If I’m going to create a wish list, I may as well also include information about over-testing and over-treating. There is a pervasive, commonly-encountered belief among patients (and, frankly, too many doctors) that there is some kind of value in ordering tests “just in case.” Testing in the absence of a particular clinical question to be answered generally yields useless information, or worse.
Every test ordered increases the risk of an erroneous result, which will then require its own round of follow-up testing to rule out some associated disorder. X-rays and CT scans confer the additional risk of radiation exposure. And that’s to say nothing of the monetary cost. If more patients understood that they were not being short-changed by a doctor who declined to order tests for their own sake, I am confident it would lead to a decline in the costs of health care overall.
In a similar vein, nobody is served well when prescriptions are doled out in attempts to placate demanding patients. I will readily admit that most of the onus for this problem falls on providers. It is much easier to scribble out a prescription for Zithromax than to explain to a disgruntled patient that her symptoms are viral, and will simply resolve with time. Doing so is wrong, regardless.
However, if more patients understood the natural progression of illness and some common myths were debunked (green nasal discharge = sinus infection, for one) it would take some of the pressure off, and might prevent a few repeat visits when the cough hasn’t gotten better in two days. After all, those “frequent flier” visits add up over time, and we all end up sharing in the cost.
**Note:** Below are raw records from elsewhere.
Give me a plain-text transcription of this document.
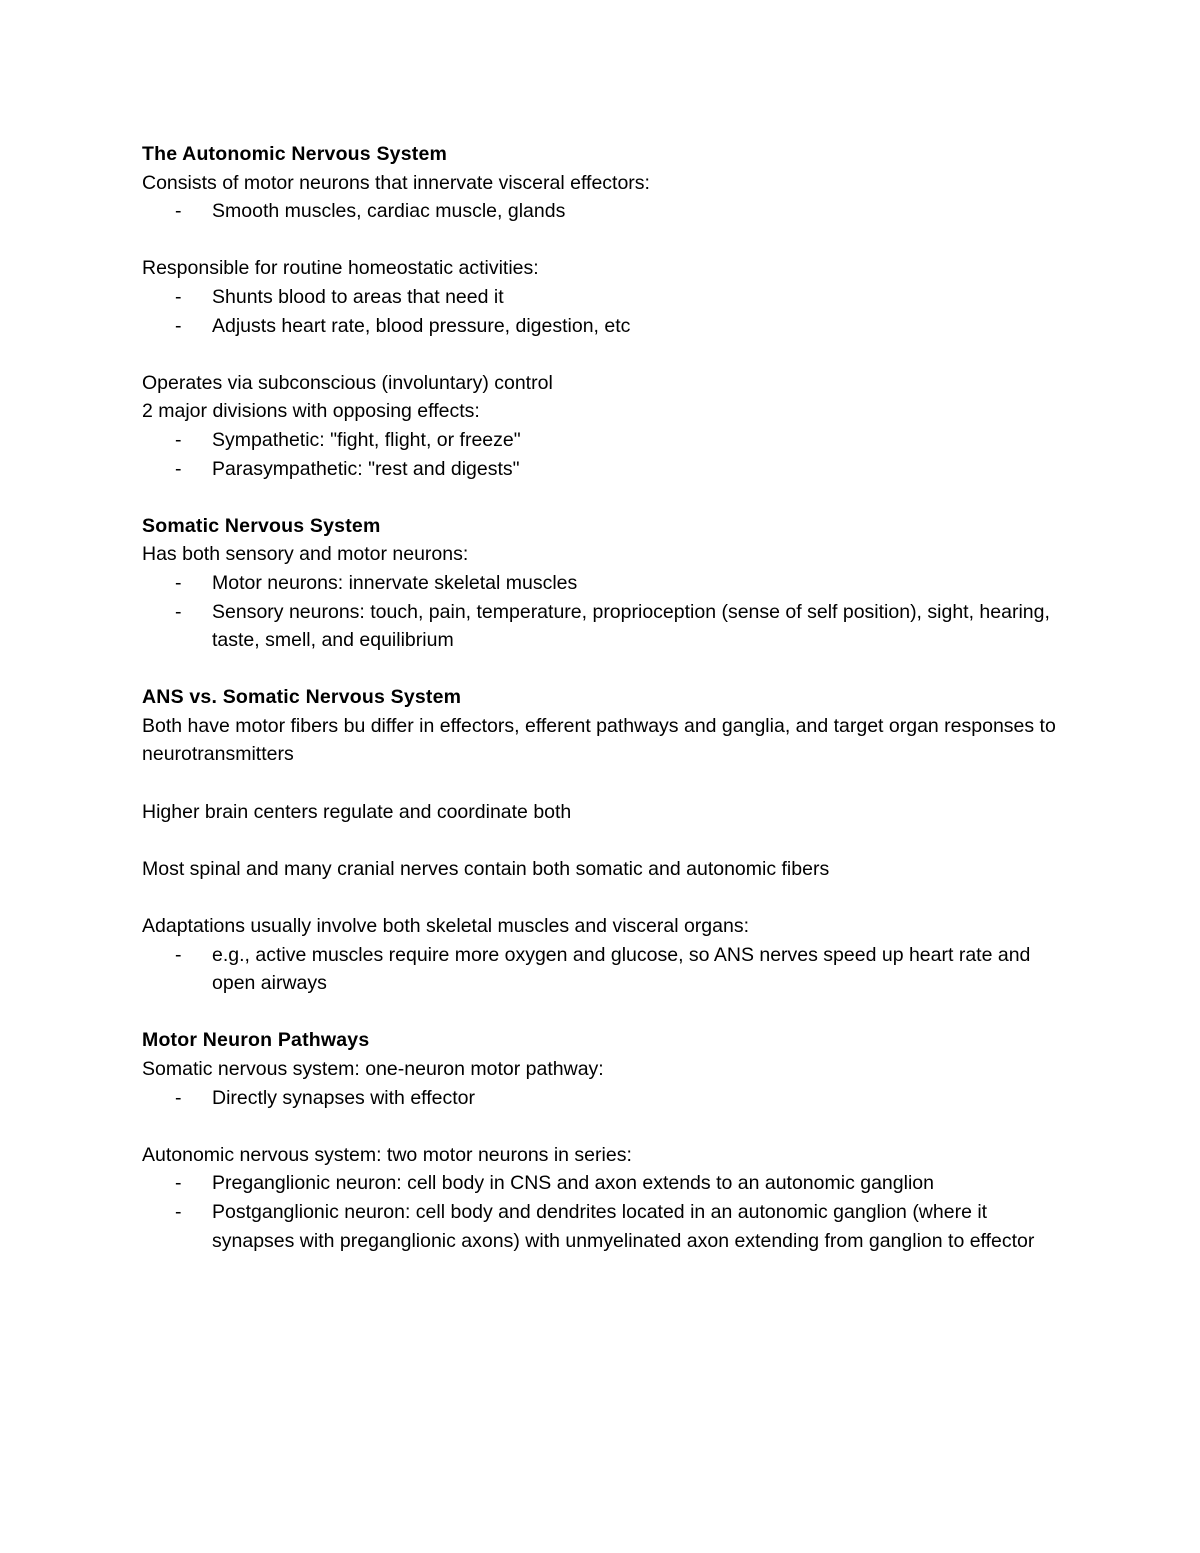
The Autonomic Nervous System
Consists of motor neurons that innervate visceral effectors:
- Smooth muscles, cardiac muscle, glands
Responsible for routine homeostatic activities:
- Shunts blood to areas that need it
- Adjusts heart rate, blood pressure, digestion, etc
Operates via subconscious (involuntary) control
2 major divisions with opposing effects:
- Sympathetic: "fight, flight, or freeze"
- Parasympathetic: "rest and digests"
Somatic Nervous System
Has both sensory and motor neurons:
- Motor neurons: innervate skeletal muscles
- Sensory neurons: touch, pain, temperature, proprioception (sense of self position), sight, hearing, taste, smell, and equilibrium
ANS vs. Somatic Nervous System
Both have motor fibers bu differ in effectors, efferent pathways and ganglia, and target organ responses to neurotransmitters
Higher brain centers regulate and coordinate both
Most spinal and many cranial nerves contain both somatic and autonomic fibers
Adaptations usually involve both skeletal muscles and visceral organs:
- e.g., active muscles require more oxygen and glucose, so ANS nerves speed up heart rate and open airways
Motor Neuron Pathways
Somatic nervous system: one-neuron motor pathway:
- Directly synapses with effector
Autonomic nervous system: two motor neurons in series:
- Preganglionic neuron: cell body in CNS and axon extends to an autonomic ganglion
- Postganglionic neuron: cell body and dendrites located in an autonomic ganglion (where it synapses with preganglionic axons) with unmyelinated axon extending from ganglion to effector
I hasten to repeat that all of this is purely speculative on my part. These ideas are based entirely on my observations as a pediatrician after having worked both in large metropolitan medical centers and small rural hospitals. I have no data to support that a program of patient education will effect a reduction in health care costs. However, I can state with confidence that over-utilization of health care resources is a real problem, and proper patient education is one common sense approach to the problem.
In order for this to be effective, it would require a significant degree of buy-in on the part of patients and their families. As sure as the sun rises, any effort on the part of the Obama administration to increase patient education about proper utilization of resources will be met with criticism by some that this is an attempt by the government to deprive families of access to needed services, to ration care a la those infamous “death panel” assertions.
On an individual level, no matter how comprehensive and well-written educational materials may be, particularly anxious patients and parents will still opt for office visits (or, worse, trips to the emergency department) for common, benign ailments. And alarmist or venal providers will still recommend patients be seen for minor complaints.
It is that last concern that I think makes a program of this kind unlikely to ever become a reality. To put it bluntly, I have a hard time believing that the American Medical Association (of which I am not a member) would ever let this happen. Fewer patient visits mean lower income for doctors, and this kind of “bread and butter” visit shores up a lot of physician incomes (including mine). The AMA is about nothing so much as protecting physician pay, and any threat to it would be met with vigorous opposition.
If we are serious about controlling health care costs, we have to take an honest look at what we are spending our money on. A truly discriminating analysis cannot fail to uncover a great deal of unnecessary care, starting with visits that never had to happen in the first place. If a program of public education about how to avoid needless trips to the doctor’s office can lower costs for everyone, it’s a program I would gladly support, even if few of my fellow physicians were to do so.